AFTERMATH UCLA fires Lavin following worst season in 55 years

The Bruins' position was one of four that opened up Monday.
LOS ANGELES (AP) -- The e-mails, phone calls and faxes started arriving long before UCLA completed its first losing season in 55 years.
Now, athletic director Dan Guerrero can begin reviewing potential successors to Steve Lavin.
There figures to be no shortage of applicants to run one of college basketball's most storied programs. A record 11 national championship banners ring the rafters of Pauley Pavilion.
"We'd like to see UCLA basketball rise to the level of the nation's elite, and we'd like to hire a coach that can get us to that point," Guerrero said.
That didn't happen in seven years under Lavin, fired Monday after the Bruins' first losing season since 1947-48. The decision had been anticipated for months by everyone, including the 38-year-old Lavin.
"This has been a very trying year for everyone," Guerrero said.
Three other openings
Lavin was one of four coaches to leave their jobs Monday. Larry Shyatt resigned at Clemson, Jerry Dunn stepped down at Penn State and Curtis Hunter was fired by North Carolina A & amp;T.
Lavin went 145-78 in seven years and took the Bruins to the round of 16 of the NCAA tournament five times in six years, a feat matched only by Duke coach Mike Krzyzewski.
Lavin's teams won at least 20 games every season except this one.

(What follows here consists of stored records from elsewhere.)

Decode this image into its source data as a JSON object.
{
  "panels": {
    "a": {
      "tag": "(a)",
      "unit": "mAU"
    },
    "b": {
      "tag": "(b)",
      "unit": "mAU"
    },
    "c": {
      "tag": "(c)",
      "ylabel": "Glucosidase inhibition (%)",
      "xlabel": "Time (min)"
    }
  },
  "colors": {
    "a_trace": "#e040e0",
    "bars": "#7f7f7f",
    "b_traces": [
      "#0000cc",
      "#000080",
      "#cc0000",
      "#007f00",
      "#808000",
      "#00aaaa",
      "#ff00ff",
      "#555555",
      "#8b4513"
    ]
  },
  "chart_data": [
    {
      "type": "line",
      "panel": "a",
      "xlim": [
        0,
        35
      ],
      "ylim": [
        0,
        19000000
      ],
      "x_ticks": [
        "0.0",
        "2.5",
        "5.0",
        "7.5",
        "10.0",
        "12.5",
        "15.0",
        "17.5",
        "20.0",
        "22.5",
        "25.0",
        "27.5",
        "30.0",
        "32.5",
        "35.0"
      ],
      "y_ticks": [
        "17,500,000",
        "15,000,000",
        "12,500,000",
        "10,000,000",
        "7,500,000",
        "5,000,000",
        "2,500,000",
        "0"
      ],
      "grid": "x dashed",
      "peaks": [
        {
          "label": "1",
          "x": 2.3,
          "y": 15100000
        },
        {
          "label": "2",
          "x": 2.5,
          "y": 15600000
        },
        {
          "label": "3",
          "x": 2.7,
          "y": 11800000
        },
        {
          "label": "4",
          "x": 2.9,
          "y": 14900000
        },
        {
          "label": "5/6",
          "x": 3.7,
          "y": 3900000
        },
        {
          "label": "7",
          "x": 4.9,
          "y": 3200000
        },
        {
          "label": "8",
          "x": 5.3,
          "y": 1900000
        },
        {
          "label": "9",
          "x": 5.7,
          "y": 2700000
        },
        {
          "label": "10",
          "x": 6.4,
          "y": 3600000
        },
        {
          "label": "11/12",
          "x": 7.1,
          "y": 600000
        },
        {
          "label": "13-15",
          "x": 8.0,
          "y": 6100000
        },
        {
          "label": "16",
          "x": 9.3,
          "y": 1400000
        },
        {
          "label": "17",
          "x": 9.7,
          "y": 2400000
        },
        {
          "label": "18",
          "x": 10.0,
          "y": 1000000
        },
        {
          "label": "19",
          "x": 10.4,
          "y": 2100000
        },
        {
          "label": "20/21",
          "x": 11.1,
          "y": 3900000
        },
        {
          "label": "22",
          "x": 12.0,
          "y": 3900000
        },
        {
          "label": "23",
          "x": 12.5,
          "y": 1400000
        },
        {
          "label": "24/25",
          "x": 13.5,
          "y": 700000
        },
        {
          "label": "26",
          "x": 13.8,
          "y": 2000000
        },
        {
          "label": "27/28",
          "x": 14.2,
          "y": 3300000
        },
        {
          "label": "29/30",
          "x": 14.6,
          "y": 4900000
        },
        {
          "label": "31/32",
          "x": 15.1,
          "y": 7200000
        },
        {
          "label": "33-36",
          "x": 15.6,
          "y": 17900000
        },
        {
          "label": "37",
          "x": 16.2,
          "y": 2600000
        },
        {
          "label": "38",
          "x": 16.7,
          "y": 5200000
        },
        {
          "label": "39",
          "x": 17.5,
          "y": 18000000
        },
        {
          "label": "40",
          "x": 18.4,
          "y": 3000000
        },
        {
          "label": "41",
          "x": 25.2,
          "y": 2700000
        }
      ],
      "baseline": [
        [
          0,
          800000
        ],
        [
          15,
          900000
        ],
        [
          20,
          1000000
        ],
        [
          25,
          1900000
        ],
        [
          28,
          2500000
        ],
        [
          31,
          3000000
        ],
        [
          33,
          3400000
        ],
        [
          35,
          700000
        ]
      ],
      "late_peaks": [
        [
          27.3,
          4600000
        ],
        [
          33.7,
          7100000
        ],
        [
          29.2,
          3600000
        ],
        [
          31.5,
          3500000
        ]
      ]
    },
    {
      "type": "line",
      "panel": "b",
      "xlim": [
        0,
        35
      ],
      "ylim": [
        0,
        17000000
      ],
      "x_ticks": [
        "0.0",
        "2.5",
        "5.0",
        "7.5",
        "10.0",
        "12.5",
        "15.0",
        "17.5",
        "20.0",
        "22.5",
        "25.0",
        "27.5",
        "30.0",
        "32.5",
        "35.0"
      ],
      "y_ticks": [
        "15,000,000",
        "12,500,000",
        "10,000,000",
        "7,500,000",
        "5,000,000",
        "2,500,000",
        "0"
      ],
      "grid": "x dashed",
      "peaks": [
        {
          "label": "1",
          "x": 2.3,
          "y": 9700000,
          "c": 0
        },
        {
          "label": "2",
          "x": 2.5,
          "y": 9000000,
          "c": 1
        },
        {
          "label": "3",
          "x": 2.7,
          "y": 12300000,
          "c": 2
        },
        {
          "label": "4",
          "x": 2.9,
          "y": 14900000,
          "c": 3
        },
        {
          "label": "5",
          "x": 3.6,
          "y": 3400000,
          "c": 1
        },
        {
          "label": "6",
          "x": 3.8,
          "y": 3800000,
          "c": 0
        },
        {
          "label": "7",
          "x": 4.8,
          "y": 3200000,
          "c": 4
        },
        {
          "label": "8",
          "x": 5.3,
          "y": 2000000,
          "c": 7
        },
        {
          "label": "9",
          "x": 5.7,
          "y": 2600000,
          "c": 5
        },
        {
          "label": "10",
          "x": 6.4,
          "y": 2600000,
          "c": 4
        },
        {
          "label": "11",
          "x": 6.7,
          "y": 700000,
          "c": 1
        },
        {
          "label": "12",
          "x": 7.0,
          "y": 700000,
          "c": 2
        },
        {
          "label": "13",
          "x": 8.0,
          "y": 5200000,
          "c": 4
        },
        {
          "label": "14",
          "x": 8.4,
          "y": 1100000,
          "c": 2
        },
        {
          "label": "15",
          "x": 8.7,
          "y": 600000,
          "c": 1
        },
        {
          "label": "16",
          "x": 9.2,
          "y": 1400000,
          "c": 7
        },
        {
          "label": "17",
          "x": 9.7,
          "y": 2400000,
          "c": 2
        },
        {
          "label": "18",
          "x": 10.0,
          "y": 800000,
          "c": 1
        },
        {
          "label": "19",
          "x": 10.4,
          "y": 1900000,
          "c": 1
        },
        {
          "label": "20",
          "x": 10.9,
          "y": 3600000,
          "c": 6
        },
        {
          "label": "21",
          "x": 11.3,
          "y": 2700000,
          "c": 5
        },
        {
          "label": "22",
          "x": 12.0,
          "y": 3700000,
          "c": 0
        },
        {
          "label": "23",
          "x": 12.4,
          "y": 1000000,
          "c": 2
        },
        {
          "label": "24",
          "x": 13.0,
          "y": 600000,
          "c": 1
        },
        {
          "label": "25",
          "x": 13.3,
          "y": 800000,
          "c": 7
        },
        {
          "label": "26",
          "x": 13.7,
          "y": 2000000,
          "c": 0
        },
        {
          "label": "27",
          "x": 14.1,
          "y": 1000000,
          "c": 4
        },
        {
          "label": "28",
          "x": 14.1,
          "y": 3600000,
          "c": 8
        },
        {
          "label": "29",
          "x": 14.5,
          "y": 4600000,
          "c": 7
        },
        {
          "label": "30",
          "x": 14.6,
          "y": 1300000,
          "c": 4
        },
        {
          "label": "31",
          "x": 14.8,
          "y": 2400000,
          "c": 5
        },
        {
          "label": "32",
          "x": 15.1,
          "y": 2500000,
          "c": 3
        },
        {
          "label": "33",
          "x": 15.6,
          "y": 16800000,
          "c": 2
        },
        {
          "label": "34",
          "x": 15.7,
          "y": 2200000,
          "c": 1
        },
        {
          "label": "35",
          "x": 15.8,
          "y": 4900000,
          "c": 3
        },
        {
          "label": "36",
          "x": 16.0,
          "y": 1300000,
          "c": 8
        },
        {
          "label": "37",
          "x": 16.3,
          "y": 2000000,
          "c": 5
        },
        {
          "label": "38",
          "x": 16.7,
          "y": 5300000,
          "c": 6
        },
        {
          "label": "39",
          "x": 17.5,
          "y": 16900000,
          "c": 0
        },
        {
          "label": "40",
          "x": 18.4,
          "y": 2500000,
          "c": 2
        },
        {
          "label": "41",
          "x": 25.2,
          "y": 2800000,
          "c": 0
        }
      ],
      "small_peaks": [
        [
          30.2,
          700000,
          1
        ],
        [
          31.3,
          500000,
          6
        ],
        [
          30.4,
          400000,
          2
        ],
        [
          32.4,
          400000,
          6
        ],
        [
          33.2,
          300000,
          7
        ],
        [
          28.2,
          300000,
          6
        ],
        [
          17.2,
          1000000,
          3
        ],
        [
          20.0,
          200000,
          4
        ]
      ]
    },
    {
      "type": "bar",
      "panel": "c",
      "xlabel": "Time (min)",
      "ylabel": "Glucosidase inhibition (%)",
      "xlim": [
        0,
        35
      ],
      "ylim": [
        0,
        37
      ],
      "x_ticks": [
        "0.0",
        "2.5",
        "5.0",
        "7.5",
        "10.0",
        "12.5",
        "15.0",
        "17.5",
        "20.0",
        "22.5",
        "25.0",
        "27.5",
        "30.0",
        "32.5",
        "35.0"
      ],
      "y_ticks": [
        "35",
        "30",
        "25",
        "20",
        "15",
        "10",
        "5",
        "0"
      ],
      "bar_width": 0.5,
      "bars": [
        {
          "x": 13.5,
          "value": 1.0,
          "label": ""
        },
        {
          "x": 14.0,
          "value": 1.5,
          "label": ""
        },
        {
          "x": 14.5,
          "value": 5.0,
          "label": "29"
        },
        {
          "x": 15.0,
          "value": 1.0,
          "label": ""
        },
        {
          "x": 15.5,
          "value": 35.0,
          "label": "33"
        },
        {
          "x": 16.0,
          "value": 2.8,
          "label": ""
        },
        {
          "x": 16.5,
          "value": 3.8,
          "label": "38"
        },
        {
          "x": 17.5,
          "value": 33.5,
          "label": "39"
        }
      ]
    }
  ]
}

But they never reached the Final Four.
UCLA went 10-19 overall and 6-12 in Pac-10 play, finishing sixth for the second straight year -- its worst-ever conference showing. The Bruins upset then-No. 1 Arizona in the first round of the conference tournament, then blew an 11-point lead and lost by a point to Oregon.
"That's not acceptable," Guerrero said after a 13-minute campus news conference. "You need to be consistent throughout the year. You need to finish at the top of your conference so you can put yourself in a position to get the highest seed in the postseason tournament."
NCAA streak ends
The Bruins' streak of 14 consecutive NCAA tournament appearances ended this season.
At Clemson, Shyatt resigned 24 hours after the Tigers' postseason hopes were dashed when they failed to earn a spot in the NIT.
Shyatt made his decision after meeting with athletic director Terry Don Phillips.
Clemson wound up eighth this season in the Atlantic Coast Conference after three straight last-place finishes. The Tigers went 15-13 this season, and Shyatt was 70-84 in five years at Clemson.
Dunn resigned after a 7-21 finish this season. He spent eight years at Penn State, going 117-121 and 45-87 in the Big Ten. The Nittany Lions won just seven games each in his last two seasons.
Hunter was fired following a 1-26 season. Of the 327 schools in Division I, Tennessee State was the only other one to finish this season with just one victory.